COVID-19 appeal: None of us are safe until we're all safe
COVID-19 is a global crisis that requires a global response. This pandemic threatens every aspect of people's lives, amplifying inequalities and destabilizing communities. To increase life-saving services and support to address the immediate impacts of the pandemic and its long-lasting social and economic repercussions, the International Red Cross and Red Crescent Movement, on Thursday, made a collective appeal for 3.1 billion Swiss francs (3.19 billion US dollars).
From mental health support, medical aid, or livelihood assistance in conflict zones, the ICRC is working together with National Red Cross and Red Crescent Societies to ensure that we assist now and beyond the pandemic's immediate effects to help the most vulnerable. We are asking for more financial support to be able to do that.
This pandemic is creating crisis-level needs that will endure long into the future, whether for mental health support, conflict zone medical aid or livelihood assistance. The ICRC is working hand in hand with the Red Cross Red Crescent Movement, at the intersection of the pandemic, armed conflict and violence to ensure that we assist both now and beyond the pandemic's immediate effects to help families in the long-run.
Our health response
In many areas affected by conflict and other violence, the ICRC-supported health structures are among the few functioning facilities. We are adapting and reinforcing our existing support to ensure continuity of critical health care throughout the pandemic. To help reduce the risk of contagion, we are focusing on bolstering the capacities of its supported facilities to implement infection and prevention control and sanitation measures and to detect the disease.
Mental health and psychosocial needs of people in conflict and violence-affected contexts are intensified by the effects of the COVID-19 crisis. The ICRC is adapting its programmes to ensure continued services, in addition to expanding our services to support front line workers. But we cannot do this alone.
Our work in detention facilities
Detainees are not exempt from society when it comes to infectious diseases. Detention facilities are often overcrowded, poorly ventilated and with deficient sanitary conditions; health services and washing facilities are not always readily accessible.
These factors favour the spread of disease and have catastrophic consequences in such environments, where the rate of transmission is potentially much higher than in other settings. The constant flow of people – detainees, staff and visitors – presents the additional risk of bringing the virus into places of detention or back out into mainstream society.
The ICRC has a unique role to play in protecting detainees and prison staff from the spread of COVID-19. In many places around the world, the ICRC has privileged access to places of detention, where it visits detainees to check on their well-being and works with the relevant authorities to address specific humanitarian needs, including access to water and health care.
In some cases, it implements technical interventions and supports reform processes aimed at improving detainees' treatment and living conditions. The ICRC works not only to mitigate the spread of the virus inside detention facilities but also to prevent it from being brought back into wider society where it could affect even more people.
None of us are safe until we're all safe.
COVID-19 is a global crisis that requires a global response.
We're launching an appeal with the @ifrc to help the world's most vulnerable countries prepare and respond: https://t.co/8QYewQwmb3— ICRC (@ICRC) May 28, 2020
Access to water and sanitation
The lack of water and proper sanitation in many areas affected by conflict or other violence makes it difficult for people to practice basic infection control measures such as hand-washing.

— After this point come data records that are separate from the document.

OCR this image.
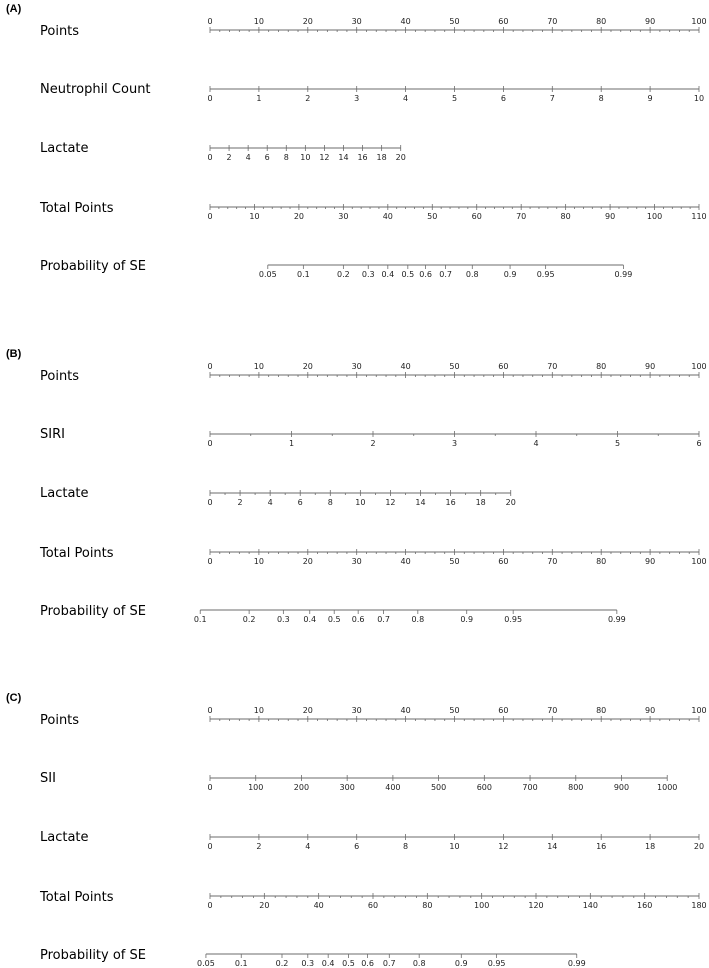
(A)
Points
0	10	20	30	40	50	60	70	80	90	100
Neutrophil Count
0	1	2	3	4	5	6	7	8	9	10
Lactate
0 2 4 6 8 10 12 14 16 18 20
Total Points
0	10	20	30	40	50	60	70	80	90	100	110
Probability of SE
0.05	0.1	0.2 0.3 0.4 0.5 0.6 0.7 0.8	0.9	0.95	0.99
(B)
Points
0	10	20	30	40	50	60	70	80	90	100
SIRI
0	1	2	3	4	5	6
Lactate
0	2	4	6	8	10 12 14 16 18 20
Total Points
0	10	20	30	40	50	60	70	80	90	100
Probability of SE
0.1	0.2	0.3 0.4 0.5 0.6 0.7	0.8	0.9	0.95	0.99
(C)
Points
0	10	20	30	40	50	60	70	80	90	100
SII
0	100	200	300	400	500	600	700	800	900	1000
Lactate
0	2	4	6	8	10	12	14	16	18	20
Total Points
0	20	40	60	80	100	120	140	160	180
Probability of SE
0.05	0.1	0.2 0.3 0.4 0.5 0.6 0.7 0.8	0.9	0.95	0.99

Hygiene conditions are especially poor in vulnerable low-resource communities and areas hosting displaced people, such as makeshift camps and migrant shelters.
In some cases, movement restrictions have resulted in limited access to food and other essential supplies, and the slowdown of economic activities has affected people's livelihoods, threatening their ability to meet their basic needs.
Together with local authorities and service providers, the ICRC is implementing projects to ensure that people have access to clean water and are able to maintain proper hygiene, in order to prevent the spread of COVID-19.
It is also giving emergency assistance to ensure decent living conditions for communities affected by movement restrictions, patients and medical staff at treatment or quarantine centres, and other particularly vulnerable groups.
Safe and dignified management of human remains
The number of deaths caused by COVID-19 may overwhelm local institutions and practitioners. A failure to adequately plan for mass-casualty situations risks people being buried in mass graves, causing suffering to families who may not know where their relatives are buried.
Containment measures may also include restrictions on funeral and burial practices, which may hinder families from practicing cultural or religious customs, exacerbating their grief.
The ICRC is adapting and increasing its support for the authorities and others involved in managing human remains, drawing on its experience from past emergencies, including the 2014–2015 Ebola outbreak in West Africa. Our focus is on reinforcing emergency preparedness and response capacities and ensuring that pathologists, morticians and other personnel are protected against the disease.
The ICRC has developed guidelines – and instructional videos and posters – on ensuring the dignity of the dead and of their families during the COVID-19 pandemic; it is also stepping up its engagement with the authorities, medicolegal agencies, forensic practitioners and other specialists, in coordination with the WHO and the International Federation. In some cases, the ICRC also supports upgrades to facilities used for human remains management.